Toute fédération doit s’inspirer de ce qui se fait ailleurs, mais garder sa propre identité c’est le point essentiel de la réussite. Swiss Sailing pourrait s’inspirer des Anglais pour la voile olympique, des Français pour la voile hauturière ou pour la voile comme sport de masse et d’Alinghi pour la Coupe de l’America. Hormis les infrastructures, ce sont les hommes et les femmes qui vont surtout faire la différence. Chez nous, on ne manque sans doute pas de compétence, mais peut-être plutôt d’une culture du sport, comme celle qui existe en Australie dans la région de Sydney.

Êtes-vous d’accord avec ceux qui estiment que le mOcean est un échec ?

Non, mais c’est vrai que le projet a de la peine à émerger et atteindre les buts visés. Il ne faut pas oublier qu’on a, avec le mOcean et Sailbox, un produit très intéressant que les clubs peuvent mettre en place pour permettre à toute une population, et particulièrement les 18-36 ans, de naviguer à moindres frais et entre amis. Si 80% des navigateurs en Suisse ne font pas partie d’un club, il reste encore 100% des gens qui ne naviguent pas mais qui en auraient envie à motiver. Et pour les clubs qui souhaitent se diversifier en travaillant avec leur commune ou d’autres institutions proches de l’eau et du sport, le mOcean combiné à Sailbox reste, nous en sommes persuadés, un outil intéressant. Mais effectivement, cela demande une remise en question de ces structures de clubs et une approche peut-être plus axée sur un plan commercial.

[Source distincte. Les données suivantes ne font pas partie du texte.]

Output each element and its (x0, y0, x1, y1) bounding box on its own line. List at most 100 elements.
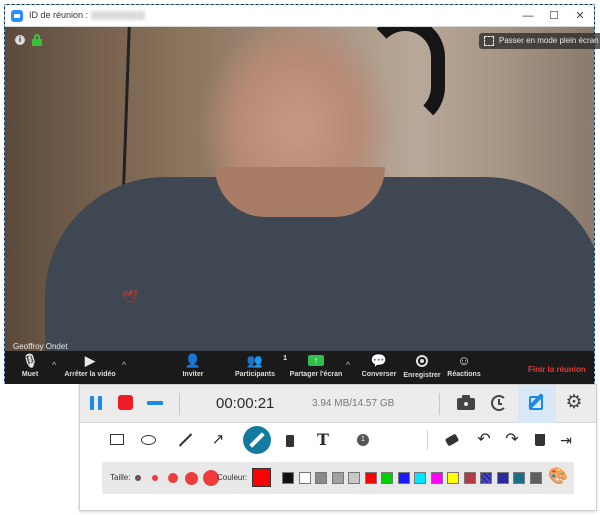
chat-bubble-icon: 💬 (370, 353, 388, 368)
color-swatch[interactable] (282, 472, 294, 484)
size-option-2[interactable] (152, 475, 158, 481)
pen-icon[interactable] (243, 426, 271, 454)
current-color-swatch[interactable] (252, 468, 271, 487)
microphone-icon: 🎙 (21, 353, 39, 368)
color-swatch[interactable] (480, 472, 492, 484)
fullscreen-icon (484, 36, 494, 46)
meeting-id-redacted (91, 11, 145, 20)
headphones (365, 27, 445, 127)
title-bar: ID de réunion : — ☐ ✕ (5, 5, 594, 27)
pause-button[interactable] (90, 396, 102, 410)
palette-icon[interactable]: 🎨 (548, 468, 568, 486)
line-icon[interactable] (174, 429, 196, 451)
participants-label: Participants (234, 371, 276, 378)
color-swatch[interactable] (315, 472, 327, 484)
recorder-annotation-toolbar: 00:00:21 3.94 MB/14.57 GB ⚙ ↗ T 1 ↶ ↷ ⇥ … (79, 384, 597, 511)
camera-icon[interactable] (457, 394, 475, 410)
video-options-chevron-icon[interactable]: ^ (122, 360, 126, 370)
stop-button[interactable] (118, 395, 133, 410)
video-feed: 🕊 (5, 27, 594, 351)
participants-button[interactable]: 👥 1 Participants (229, 353, 287, 379)
minimize-window-button[interactable]: — (516, 7, 540, 25)
reactions-button[interactable]: ☺ Réactions (445, 353, 483, 379)
divider (439, 393, 440, 415)
stop-video-button[interactable]: ▶ Arrêter la vidéo (58, 353, 122, 379)
drawing-tools-row: ↗ T 1 ↶ ↷ ⇥ (80, 423, 596, 457)
color-swatch[interactable] (397, 472, 410, 484)
neck (215, 167, 385, 217)
size-option-3[interactable] (168, 473, 178, 483)
rectangle-icon[interactable] (106, 429, 128, 451)
color-swatch[interactable] (513, 472, 525, 484)
record-label: Enregistrer (403, 372, 441, 379)
reactions-label: Réactions (447, 371, 481, 378)
zoom-logo-icon (11, 10, 23, 22)
mute-label: Muet (21, 371, 39, 378)
participants-icon: 👥 1 (246, 353, 287, 368)
marker-icon[interactable] (279, 429, 301, 451)
annotate-icon[interactable] (518, 385, 556, 423)
chat-button[interactable]: 💬 Converser (359, 353, 399, 379)
divider (179, 393, 180, 415)
video-camera-icon: ▶ (85, 353, 95, 368)
recording-timer: 00:00:21 (216, 395, 275, 412)
lock-icon[interactable] (32, 34, 42, 46)
ellipse-icon[interactable] (137, 429, 159, 451)
arrow-icon[interactable]: ↗ (207, 429, 229, 451)
end-meeting-button[interactable]: Finir la réunion (528, 365, 586, 374)
add-user-icon: 👤 (184, 353, 202, 368)
fullscreen-label: Passer en mode plein écran (499, 36, 599, 45)
redo-icon[interactable]: ↷ (501, 429, 523, 451)
exit-icon[interactable]: ⇥ (555, 429, 577, 451)
text-icon[interactable]: T (312, 429, 334, 451)
color-swatch[interactable] (381, 472, 393, 484)
size-option-4[interactable] (185, 472, 198, 485)
invite-label: Inviter (182, 371, 204, 378)
gear-icon[interactable]: ⚙ (564, 393, 584, 413)
size-option-1[interactable] (135, 475, 141, 481)
meeting-info-icon[interactable]: i (15, 35, 25, 45)
style-options-row: Taille: Couleur: 🎨 (102, 462, 574, 494)
color-swatch[interactable] (348, 472, 360, 484)
close-window-button[interactable]: ✕ (568, 7, 592, 25)
mute-button[interactable]: 🎙 Muet (15, 353, 45, 379)
maximize-window-button[interactable]: ☐ (542, 7, 566, 25)
recorder-control-bar: 00:00:21 3.94 MB/14.57 GB ⚙ (80, 385, 596, 423)
share-options-chevron-icon[interactable]: ^ (346, 360, 350, 370)
size-label: Taille: (110, 473, 131, 482)
smiley-icon: ☺ (457, 353, 471, 368)
minimize-icon[interactable] (147, 401, 163, 405)
color-swatch[interactable] (298, 472, 311, 484)
audio-options-chevron-icon[interactable]: ^ (52, 360, 56, 370)
participant-name: Geoffroy Ondet (13, 342, 68, 351)
color-swatch[interactable] (496, 472, 509, 484)
stop-video-label: Arrêter la vidéo (64, 371, 116, 378)
schedule-icon[interactable] (489, 393, 509, 413)
color-swatch[interactable] (430, 472, 443, 484)
share-screen-icon: ↑ (308, 355, 324, 366)
invite-button[interactable]: 👤 Inviter (175, 353, 211, 379)
fullscreen-button[interactable]: Passer en mode plein écran (479, 33, 600, 49)
trash-icon[interactable] (529, 429, 551, 451)
window-title: ID de réunion : (29, 10, 89, 20)
share-screen-button[interactable]: ↑ Partager l'écran (286, 354, 346, 378)
undo-icon[interactable]: ↶ (473, 429, 495, 451)
color-swatch[interactable] (463, 472, 476, 484)
color-label: Couleur: (217, 473, 248, 482)
color-swatch[interactable] (331, 472, 344, 484)
color-swatch[interactable] (447, 472, 459, 484)
step-icon[interactable]: 1 (352, 429, 374, 451)
eraser-icon[interactable] (441, 429, 463, 451)
record-button[interactable]: Enregistrer (401, 354, 443, 379)
color-swatch[interactable] (364, 472, 377, 484)
color-swatch[interactable] (414, 472, 426, 484)
zoom-meeting-window: ID de réunion : — ☐ ✕ 🕊 i Passer en mode… (4, 4, 600, 384)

Et comme toujours en Suisse, les nouvelles choses prennent du temps à se mettre en place…

Quel est l’impact des SUI Sailing Awards d’après-vous ?

Il est important et motivant pour notre propre communauté. Il donne envie aux navigateurs de bien faire et de se donner à fond pour avoir la chance d’être reconnu et élu marin de l’année. Les retombées médiatiques ne sont pas aussi importantes qu’attendues dans les médias non spécialisés mais c’est aussi dû au fait que la voile n’est pas un sport majeur. Sauf quand celui-ci est couplé à un événement de grande envergure. Ce qui nous donne bien la direction dans laquelle nous devons aller pour renforcer l’impact des SUI sailing Awards.